Bâtiments et services accessibles aux handicapés: la Belgique à la traine

Trop de bâtiments publics ne sont pas accessibles aux handicapés
Trop de bâtiments publics ne sont pas accessibles aux handicapés - © Archive MICHEL WIEGANDT - BELGA

A la veille de la journée internationale des personnes handicapées, le 3 décembre, le Centre interfédéral pour l'égalité des chances a tenu à souligner mercredi que l'accessibilité des services publics reste selon lui "un problème central" en Belgique, "qui doit être pris sérieusement en main par les autorités". La Belgique a ratifié la Convention des Nations Unies relative aux droits des personnes handicapées, en vigueur depuis 2009, mais la transposition des mesures prévues dans le texte en matière d'accessibilité n'a, en grande partie, toujours pas eu lieu, selon une évaluation menée l'année dernière, indique le Centre.

"La prochaine évaluation aura lieu en 2019, et l'ONU attend d'ici là une évolution en matière d'accessibilité aux personnes handicapées de la part de la Belgique", précise Marie-Ange Vandecandelaere, collaboratrice au service handicap - convention ONU du Centre.

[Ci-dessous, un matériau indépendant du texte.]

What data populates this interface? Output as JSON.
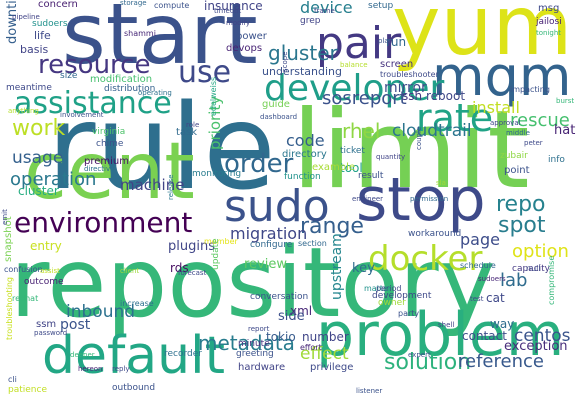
{
  "words": [
    {
      "text": "rule",
      "color": "#2e6f8e"
    },
    {
      "text": "limit",
      "color": "#75d054"
    },
    {
      "text": "repository",
      "color": "#35b779"
    },
    {
      "text": "cent",
      "color": "#7ad151"
    },
    {
      "text": "yum",
      "color": "#dde318"
    },
    {
      "text": "start",
      "color": "#3b528b"
    },
    {
      "text": "problem",
      "color": "#29af7f"
    },
    {
      "text": "stop",
      "color": "#3e4a89"
    },
    {
      "text": "mqm",
      "color": "#33638d"
    },
    {
      "text": "default",
      "color": "#22a785"
    },
    {
      "text": "developer",
      "color": "#1f9e89"
    },
    {
      "text": "sudo",
      "color": "#3b528b"
    },
    {
      "text": "pair",
      "color": "#443983"
    },
    {
      "text": "environment",
      "color": "#440154"
    },
    {
      "text": "docker",
      "color": "#b5de2b"
    },
    {
      "text": "assistance",
      "color": "#1fa187"
    },
    {
      "text": "rate",
      "color": "#20a386"
    },
    {
      "text": "order",
      "color": "#31688e"
    },
    {
      "text": "use",
      "color": "#3e4989"
    },
    {
      "text": "resource",
      "color": "#453781"
    },
    {
      "text": "solution",
      "color": "#2db27d"
    },
    {
      "text": "metadata",
      "color": "#287c8e"
    },
    {
      "text": "gluster",
      "color": "#2a768e"
    },
    {
      "text": "reference",
      "color": "#38598c"
    },
    {
      "text": "repo",
      "color": "#26828e"
    },
    {
      "text": "spot",
      "color": "#287d8e"
    },
    {
      "text": "option",
      "color": "#dfe318"
    },
    {
      "text": "range",
      "color": "#355f8d"
    },
    {
      "text": "migration",
      "color": "#3f4788"
    },
    {
      "text": "operation",
      "color": "#2a788e"
    },
    {
      "text": "work",
      "color": "#bddf26"
    },
    {
      "text": "install",
      "color": "#c2df23"
    },
    {
      "text": "code",
      "color": "#355e8d"
    },
    {
      "text": "cloudtrail",
      "color": "#2b758e"
    },
    {
      "text": "rhel",
      "color": "#8fd744"
    },
    {
      "text": "sosreport",
      "color": "#3b528b"
    },
    {
      "text": "rescue",
      "color": "#46c06f"
    },
    {
      "text": "centos",
      "color": "#3a548c"
    },
    {
      "text": "inbound",
      "color": "#2c718e"
    },
    {
      "text": "effect",
      "color": "#a0da39"
    },
    {
      "text": "machine",
      "color": "#414487"
    },
    {
      "text": "usage",
      "color": "#34608d"
    },
    {
      "text": "priority",
      "color": "#4ac16d"
    },
    {
      "text": "device",
      "color": "#277f8e"
    },
    {
      "text": "upstream",
      "color": "#24868e"
    },
    {
      "text": "page",
      "color": "#3d4d8a"
    },
    {
      "text": "lab",
      "color": "#2f6c8e"
    },
    {
      "text": "xml",
      "color": "#482878"
    },
    {
      "text": "plugins",
      "color": "#404688"
    },
    {
      "text": "review",
      "color": "#5ec962"
    },
    {
      "text": "post",
      "color": "#3a538b"
    },
    {
      "text": "tokio",
      "color": "#375b8d"
    },
    {
      "text": "number",
      "color": "#404588"
    },
    {
      "text": "side",
      "color": "#3c4f8a"
    },
    {
      "text": "cat",
      "color": "#3f4889"
    },
    {
      "text": "contact",
      "color": "#3d4e8a"
    },
    {
      "text": "exception",
      "color": "#472d7b"
    },
    {
      "text": "way",
      "color": "#2e6d8e"
    },
    {
      "text": "key",
      "color": "#2f6b8e"
    },
    {
      "text": "mirror",
      "color": "#3e4c8a"
    },
    {
      "text": "reboot",
      "color": "#3f4788"
    },
    {
      "text": "ssh",
      "color": "#443a83"
    },
    {
      "text": "hat",
      "color": "#482575"
    },
    {
      "text": "rds",
      "color": "#471063"
    },
    {
      "text": "insurance",
      "color": "#414487"
    },
    {
      "text": "power",
      "color": "#3b528b"
    },
    {
      "text": "devops",
      "color": "#482475"
    },
    {
      "text": "run",
      "color": "#31688e"
    },
    {
      "text": "screen",
      "color": "#46337f"
    },
    {
      "text": "understanding",
      "color": "#3b528b"
    },
    {
      "text": "modification",
      "color": "#46c06f"
    },
    {
      "text": "distribution",
      "color": "#34618d"
    },
    {
      "text": "life",
      "color": "#3e4a89"
    },
    {
      "text": "downtime",
      "color": "#355f8d"
    },
    {
      "text": "basis",
      "color": "#414487"
    },
    {
      "text": "concern",
      "color": "#482071"
    },
    {
      "text": "sudoers",
      "color": "#21918c"
    },
    {
      "text": "size",
      "color": "#31688e"
    },
    {
      "text": "meantime",
      "color": "#3e4989"
    },
    {
      "text": "task",
      "color": "#306a8e"
    },
    {
      "text": "guide",
      "color": "#75d054"
    },
    {
      "text": "tool",
      "color": "#1fa188"
    },
    {
      "text": "directory",
      "color": "#2a778e"
    },
    {
      "text": "example",
      "color": "#a8db34"
    },
    {
      "text": "function",
      "color": "#20928c"
    },
    {
      "text": "result",
      "color": "#3b528b"
    },
    {
      "text": "ticket",
      "color": "#2d708e"
    },
    {
      "text": "premium",
      "color": "#471164"
    },
    {
      "text": "cluster",
      "color": "#27ad81"
    },
    {
      "text": "chime",
      "color": "#3b528b"
    },
    {
      "text": "virginia",
      "color": "#4ec36b"
    },
    {
      "text": "monitoring",
      "color": "#287c8e"
    },
    {
      "text": "entry",
      "color": "#c8e020"
    },
    {
      "text": "outcome",
      "color": "#482173"
    },
    {
      "text": "configure",
      "color": "#31688e"
    },
    {
      "text": "member",
      "color": "#e5e419"
    },
    {
      "text": "conversation",
      "color": "#3b528b"
    },
    {
      "text": "development",
      "color": "#3e4989"
    },
    {
      "text": "capacity",
      "color": "#443983"
    },
    {
      "text": "workaround",
      "color": "#3b528b"
    },
    {
      "text": "section",
      "color": "#31688e"
    },
    {
      "text": "matter",
      "color": "#20928c"
    },
    {
      "text": "hardware",
      "color": "#414487"
    },
    {
      "text": "privilege",
      "color": "#3e4a89"
    },
    {
      "text": "recorder",
      "color": "#2d708e"
    },
    {
      "text": "greeting",
      "color": "#3b528b"
    },
    {
      "text": "minute",
      "color": "#46337f"
    },
    {
      "text": "effort",
      "color": "#482878"
    },
    {
      "text": "ssm",
      "color": "#414487"
    },
    {
      "text": "password",
      "color": "#3e4a89"
    },
    {
      "text": "outbound",
      "color": "#3b528b"
    },
    {
      "text": "patience",
      "color": "#c2df23"
    },
    {
      "text": "zubair",
      "color": "#8fd744"
    },
    {
      "text": "point",
      "color": "#3b528b"
    },
    {
      "text": "info",
      "color": "#2d708e"
    },
    {
      "text": "msg",
      "color": "#3e4989"
    },
    {
      "text": "jailosi",
      "color": "#482475"
    },
    {
      "text": "impacting",
      "color": "#3b528b"
    },
    {
      "text": "troubleshooter",
      "color": "#3e4a89"
    },
    {
      "text": "setup",
      "color": "#31688e"
    },
    {
      "text": "grep",
      "color": "#414487"
    },
    {
      "text": "shammi",
      "color": "#482878"
    },
    {
      "text": "compute",
      "color": "#3b528b"
    },
    {
      "text": "storage",
      "color": "#31688e"
    },
    {
      "text": "frame",
      "color": "#414487"
    },
    {
      "text": "burst",
      "color": "#35b779"
    },
    {
      "text": "approval",
      "color": "#3e4989"
    },
    {
      "text": "middle",
      "color": "#31688e"
    },
    {
      "text": "snapshot",
      "color": "#7ad151"
    },
    {
      "text": "confusion",
      "color": "#3b528b"
    },
    {
      "text": "troubleshooting",
      "color": "#c8e020"
    },
    {
      "text": "redhat",
      "color": "#35b779"
    },
    {
      "text": "pipeline",
      "color": "#414487"
    },
    {
      "text": "listener",
      "color": "#3b528b"
    },
    {
      "text": "schedule",
      "color": "#31688e"
    },
    {
      "text": "sudoers",
      "color": "#482878"
    },
    {
      "text": "null",
      "color": "#3e4a89"
    },
    {
      "text": "compromise",
      "color": "#35b779"
    },
    {
      "text": "owner",
      "color": "#a0da39"
    },
    {
      "text": "party",
      "color": "#3b528b"
    },
    {
      "text": "period",
      "color": "#3e4989"
    },
    {
      "text": "update",
      "color": "#5ec962"
    },
    {
      "text": "increase",
      "color": "#2d708e"
    },
    {
      "text": "forecast",
      "color": "#3e4989"
    },
    {
      "text": "release",
      "color": "#2a788e"
    },
    {
      "text": "role",
      "color": "#414487"
    },
    {
      "text": "edelweiss",
      "color": "#22a785"
    },
    {
      "text": "dashboard",
      "color": "#3b528b"
    },
    {
      "text": "anything",
      "color": "#b5de2b"
    },
    {
      "text": "involvement",
      "color": "#3b528b"
    },
    {
      "text": "scope",
      "color": "#3e4a89"
    },
    {
      "text": "modify",
      "color": "#414487"
    },
    {
      "text": "timeout",
      "color": "#3e4989"
    },
    {
      "text": "directive",
      "color": "#2d708e"
    },
    {
      "text": "engineer",
      "color": "#3e4989"
    },
    {
      "text": "quantity",
      "color": "#414487"
    },
    {
      "text": "couple",
      "color": "#3b528b"
    },
    {
      "text": "permission",
      "color": "#31688e"
    },
    {
      "text": "reply",
      "color": "#3e4a89"
    },
    {
      "text": "hereon",
      "color": "#482878"
    },
    {
      "text": "deeper",
      "color": "#35b779"
    },
    {
      "text": "cli",
      "color": "#3b528b"
    },
    {
      "text": "test",
      "color": "#3e4a89"
    },
    {
      "text": "expert",
      "color": "#3b528b"
    },
    {
      "text": "shell",
      "color": "#414487"
    },
    {
      "text": "report",
      "color": "#3e4989"
    },
    {
      "text": "assist",
      "color": "#c2df23"
    },
    {
      "text": "client",
      "color": "#a0da39"
    },
    {
      "text": "tonight",
      "color": "#35b779"
    },
    {
      "text": "balance",
      "color": "#b5de2b"
    },
    {
      "text": "peter",
      "color": "#3e4a89"
    },
    {
      "text": "operating",
      "color": "#2d708e"
    },
    {
      "text": "plan",
      "color": "#3b528b"
    },
    {
      "text": "sla",
      "color": "#a0da39"
    },
    {
      "text": "emit",
      "color": "#3e4989"
    }
  ]
}
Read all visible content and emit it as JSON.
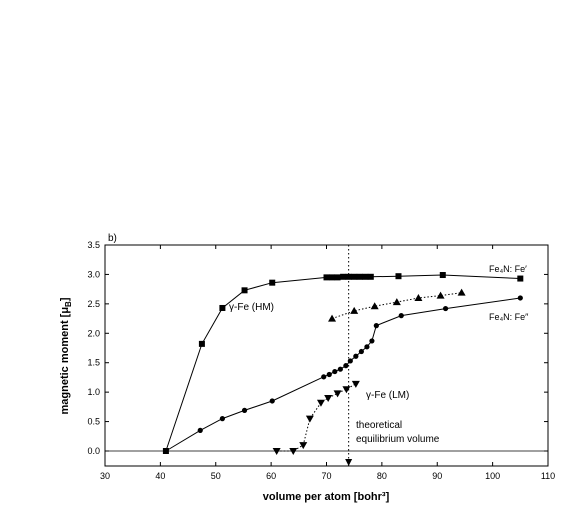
{
  "chart_data": {
    "type": "line",
    "panel_label": "b)",
    "xlabel": "volume per atom [bohr³]",
    "ylabel": "magnetic moment [μ",
    "ylabel_sub": "B",
    "ylabel_end": "]",
    "xlim": [
      30,
      110
    ],
    "ylim": [
      -0.25,
      3.5
    ],
    "x_ticks": [
      30,
      40,
      50,
      60,
      70,
      80,
      90,
      100,
      110
    ],
    "x_tick_labels": [
      "30",
      "40",
      "50",
      "60",
      "70",
      "80",
      "90",
      "100",
      "110"
    ],
    "y_ticks": [
      0.0,
      0.5,
      1.0,
      1.5,
      2.0,
      2.5,
      3.0,
      3.5
    ],
    "y_tick_labels": [
      "0.0",
      "0.5",
      "1.0",
      "1.5",
      "2.0",
      "2.5",
      "3.0",
      "3.5"
    ],
    "zero_line": 0,
    "equilibrium_volume": 74,
    "grid": false,
    "series": [
      {
        "name": "γ-Fe (HM)",
        "marker": "square",
        "line": "solid",
        "x": [
          41,
          47.5,
          51.2,
          55.2,
          60.2,
          70,
          71,
          72,
          73,
          74,
          75,
          76,
          77,
          78,
          83,
          91,
          105
        ],
        "y": [
          0.0,
          1.82,
          2.43,
          2.73,
          2.86,
          2.95,
          2.95,
          2.95,
          2.96,
          2.96,
          2.96,
          2.96,
          2.96,
          2.96,
          2.97,
          2.99,
          2.93
        ]
      },
      {
        "name": "γ-Fe (LM)",
        "marker": "triangle-down",
        "line": "dotted",
        "x": [
          61,
          64,
          65.8,
          67,
          69,
          70.3,
          72,
          73.6,
          75.3
        ],
        "y": [
          0.0,
          0.0,
          0.1,
          0.55,
          0.82,
          0.9,
          0.98,
          1.05,
          1.14
        ]
      },
      {
        "name": "Fe₄N: Fe′",
        "marker": "triangle-up",
        "line": "dotted",
        "x": [
          71,
          75,
          78.7,
          82.7,
          86.6,
          90.6,
          94.4
        ],
        "y": [
          2.25,
          2.38,
          2.46,
          2.53,
          2.6,
          2.64,
          2.69
        ]
      },
      {
        "name": "Fe₄N: Fe″",
        "marker": "circle",
        "line": "solid",
        "x": [
          41,
          47.2,
          51.2,
          55.2,
          60.2,
          69.5,
          70.5,
          71.5,
          72.5,
          73.5,
          74.3,
          75.3,
          76.3,
          77.3,
          78.2,
          79,
          83.5,
          91.5,
          105
        ],
        "y": [
          0.0,
          0.35,
          0.55,
          0.69,
          0.85,
          1.26,
          1.3,
          1.35,
          1.39,
          1.45,
          1.53,
          1.61,
          1.69,
          1.77,
          1.87,
          2.13,
          2.3,
          2.42,
          2.6
        ]
      }
    ],
    "annotations": {
      "hm_label": "γ-Fe (HM)",
      "lm_label": "γ-Fe (LM)",
      "fe1_label": "Fe₄N: Fe′",
      "fe2_label": "Fe₄N: Fe″",
      "eq_line1": "theoretical",
      "eq_line2": "equilibrium volume"
    }
  }
}
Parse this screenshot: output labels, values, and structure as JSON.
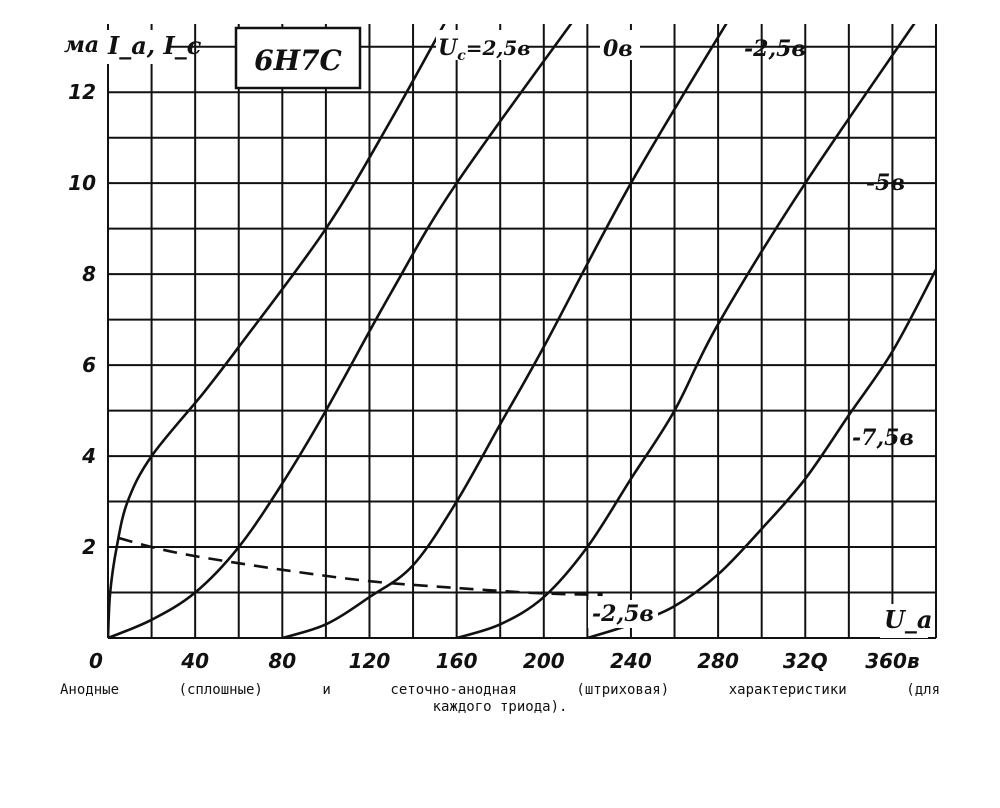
{
  "chart_data": {
    "type": "line",
    "title": "6Н7С",
    "xlabel": "U_a",
    "ylabel": "I_a, I_c",
    "y_unit_label": "ма",
    "xlim": [
      0,
      380
    ],
    "ylim": [
      0,
      13.5
    ],
    "grid": true,
    "x_ticks": [
      {
        "v": 0,
        "label": "0"
      },
      {
        "v": 40,
        "label": "40"
      },
      {
        "v": 80,
        "label": "80"
      },
      {
        "v": 120,
        "label": "120"
      },
      {
        "v": 160,
        "label": "160"
      },
      {
        "v": 200,
        "label": "200"
      },
      {
        "v": 240,
        "label": "240"
      },
      {
        "v": 280,
        "label": "280"
      },
      {
        "v": 320,
        "label": "32Q"
      },
      {
        "v": 360,
        "label": "360в"
      }
    ],
    "y_ticks": [
      {
        "v": 2,
        "label": "2"
      },
      {
        "v": 4,
        "label": "4"
      },
      {
        "v": 6,
        "label": "6"
      },
      {
        "v": 8,
        "label": "8"
      },
      {
        "v": 10,
        "label": "10"
      },
      {
        "v": 12,
        "label": "12"
      }
    ],
    "series": [
      {
        "name": "U_c = 2,5в",
        "style": "solid",
        "label": "=2,5в",
        "points": [
          [
            0,
            0
          ],
          [
            1,
            1
          ],
          [
            4,
            2
          ],
          [
            9,
            3
          ],
          [
            20,
            4
          ],
          [
            44,
            5.4
          ],
          [
            60,
            6.4
          ],
          [
            100,
            9
          ],
          [
            130,
            11.4
          ],
          [
            160,
            14
          ]
        ]
      },
      {
        "name": "0в",
        "style": "solid",
        "label": "0в",
        "points": [
          [
            0,
            0
          ],
          [
            20,
            0.4
          ],
          [
            40,
            1
          ],
          [
            60,
            2
          ],
          [
            80,
            3.4
          ],
          [
            100,
            5
          ],
          [
            130,
            7.6
          ],
          [
            160,
            10
          ],
          [
            220,
            14
          ]
        ]
      },
      {
        "name": "-2,5в",
        "style": "solid",
        "label": "-2,5в",
        "points": [
          [
            80,
            0
          ],
          [
            100,
            0.3
          ],
          [
            120,
            0.9
          ],
          [
            140,
            1.6
          ],
          [
            160,
            3
          ],
          [
            180,
            4.7
          ],
          [
            200,
            6.4
          ],
          [
            240,
            10
          ],
          [
            290,
            14
          ]
        ]
      },
      {
        "name": "-5в",
        "style": "solid",
        "label": "-5в",
        "points": [
          [
            160,
            0
          ],
          [
            180,
            0.3
          ],
          [
            200,
            0.9
          ],
          [
            220,
            2
          ],
          [
            240,
            3.5
          ],
          [
            260,
            5
          ],
          [
            280,
            6.9
          ],
          [
            320,
            10
          ],
          [
            380,
            14.2
          ]
        ]
      },
      {
        "name": "-7,5в",
        "style": "solid",
        "label": "-7,5в",
        "points": [
          [
            220,
            0
          ],
          [
            240,
            0.3
          ],
          [
            260,
            0.7
          ],
          [
            280,
            1.4
          ],
          [
            300,
            2.4
          ],
          [
            320,
            3.5
          ],
          [
            340,
            4.9
          ],
          [
            360,
            6.3
          ],
          [
            380,
            8.1
          ]
        ]
      },
      {
        "name": "-2,5в",
        "style": "dashed",
        "label": "-2,5в",
        "points": [
          [
            5,
            2.2
          ],
          [
            20,
            2
          ],
          [
            40,
            1.8
          ],
          [
            80,
            1.5
          ],
          [
            120,
            1.25
          ],
          [
            160,
            1.1
          ],
          [
            200,
            0.98
          ],
          [
            227,
            0.95
          ]
        ]
      }
    ]
  },
  "caption": {
    "line1": "Анодные (сплошные) и сеточно-анодная (штриховая) характеристики (для",
    "line2": "каждого триода)."
  }
}
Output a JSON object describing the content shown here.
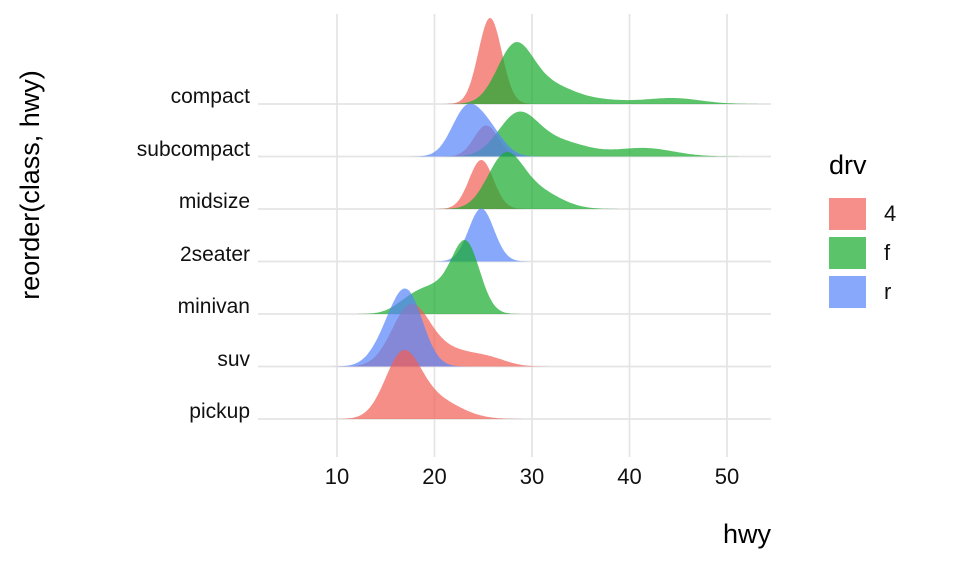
{
  "y_axis": {
    "title": "reorder(class, hwy)",
    "categories": [
      "compact",
      "subcompact",
      "midsize",
      "2seater",
      "minivan",
      "suv",
      "pickup"
    ]
  },
  "x_axis": {
    "title": "hwy",
    "ticks": [
      "10",
      "20",
      "30",
      "40",
      "50"
    ]
  },
  "legend": {
    "title": "drv",
    "items": [
      {
        "label": "4",
        "swatch_color": "#F68E89"
      },
      {
        "label": "f",
        "swatch_color": "#5BC46B"
      },
      {
        "label": "r",
        "swatch_color": "#88A9FB"
      }
    ]
  },
  "style": {
    "background": "#FFFFFF",
    "gridline_color": "#E4E4E4",
    "text_color": "#111111"
  },
  "chart_data": {
    "type": "area",
    "subtype": "ridgeline-density",
    "title": "",
    "xlabel": "hwy",
    "ylabel": "reorder(class, hwy)",
    "x_ticks": [
      10,
      20,
      30,
      40,
      50
    ],
    "x_domain_shown": [
      2.2,
      54.4
    ],
    "grid": "major-only",
    "legend_position": "right",
    "legend_title": "drv",
    "legend_entries": [
      "4",
      "f",
      "r"
    ],
    "fill_colors": {
      "4": "#F25E56",
      "f": "#15AB2C",
      "r": "#5584F9"
    },
    "fill_opacity": 0.7,
    "rows": [
      {
        "class": "compact",
        "curves": [
          {
            "drv": "4",
            "components": [
              [
                25.7,
                1.2,
                1.0
              ]
            ],
            "peak_height": 86
          },
          {
            "drv": "f",
            "components": [
              [
                28.2,
                1.8,
                1.0
              ],
              [
                31.5,
                2.6,
                0.35
              ],
              [
                37.0,
                3.0,
                0.07
              ],
              [
                44.5,
                2.8,
                0.11
              ]
            ],
            "peak_height": 62
          }
        ]
      },
      {
        "class": "subcompact",
        "curves": [
          {
            "drv": "4",
            "components": [
              [
                25.3,
                1.25,
                1.0
              ]
            ],
            "peak_height": 31
          },
          {
            "drv": "f",
            "components": [
              [
                28.5,
                2.0,
                1.0
              ],
              [
                32.5,
                3.0,
                0.4
              ],
              [
                41.5,
                3.0,
                0.22
              ]
            ],
            "peak_height": 45
          },
          {
            "drv": "r",
            "components": [
              [
                23.2,
                1.5,
                1.0
              ],
              [
                25.6,
                1.5,
                0.55
              ]
            ],
            "peak_height": 53
          }
        ]
      },
      {
        "class": "midsize",
        "curves": [
          {
            "drv": "4",
            "components": [
              [
                24.8,
                1.25,
                1.0
              ]
            ],
            "peak_height": 49
          },
          {
            "drv": "f",
            "components": [
              [
                27.2,
                1.8,
                1.0
              ],
              [
                30.5,
                2.4,
                0.35
              ]
            ],
            "peak_height": 57
          }
        ]
      },
      {
        "class": "2seater",
        "curves": [
          {
            "drv": "r",
            "components": [
              [
                24.8,
                1.3,
                1.0
              ]
            ],
            "peak_height": 53
          }
        ]
      },
      {
        "class": "minivan",
        "curves": [
          {
            "drv": "f",
            "components": [
              [
                23.3,
                1.4,
                1.0
              ],
              [
                20.5,
                2.2,
                0.42
              ],
              [
                17.5,
                1.6,
                0.15
              ]
            ],
            "peak_height": 74
          }
        ]
      },
      {
        "class": "suv",
        "curves": [
          {
            "drv": "4",
            "components": [
              [
                17.5,
                1.9,
                1.0
              ],
              [
                21.5,
                2.7,
                0.28
              ],
              [
                25.8,
                1.8,
                0.1
              ]
            ],
            "peak_height": 63
          },
          {
            "drv": "r",
            "components": [
              [
                17.3,
                1.6,
                1.0
              ],
              [
                15.2,
                1.6,
                0.35
              ]
            ],
            "peak_height": 78
          }
        ]
      },
      {
        "class": "pickup",
        "curves": [
          {
            "drv": "4",
            "components": [
              [
                16.7,
                1.8,
                1.0
              ],
              [
                20.0,
                2.6,
                0.32
              ]
            ],
            "peak_height": 69
          }
        ]
      }
    ]
  }
}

En attendant, la problématique "dépend un peu du bon vouloir des uns et des autres", ce que déplore l'organisation. Celle-ci souhaite notamment que les autorités définissent un agenda et un cadre légal pour rendre progressivement, grâce à des directives claires, l'ensemble des bâtiments ouverts au public accessibles aux personnes handicapées.

Bureaux de poste

Selon Patrick Charlier, directeur du Centre, "seule la moitié des bureaux de poste offre actuellement un accès adapté aux personnes handicapées. Il en va de même pour l'enseignement où à peine un bâtiment scolaire sur 10 est accessible aux personnes handicapées en Fédération Wallonie-Bruxelles et 3 sur 10 le sont en Flandre".

Parmi les dossiers ouverts par le Centre en 2014, 1 sur 5 concerne de possibles discriminations liées au handicap. Ces dossiers sont les plus nombreux, derrière ceux qui sont liés aux critères dits "raciaux", note Patrick Charlier, le directeur. Et parmi les dossiers liés au handicap, les signalements de problèmes d'accessibilité sont les plus courants (32%, soit 122 dossiers en 2014). "Tous les secteurs" sont concernés, "y compris les services publics", précise-t-il.

Selon Marie-Ange Vandecandelaere, beaucoup de signalements concernent les transports en commun (SNCB, Stib, etc), ou encore le refus de laisser une personne malvoyante entrer dans un commerce avec son chien d'assistance. Dans ce dernier cas, "le problème est assez simple à résoudre", explique-t-elle. "Puisque c'est une obligation légale d'accepter les chiens d'assistance".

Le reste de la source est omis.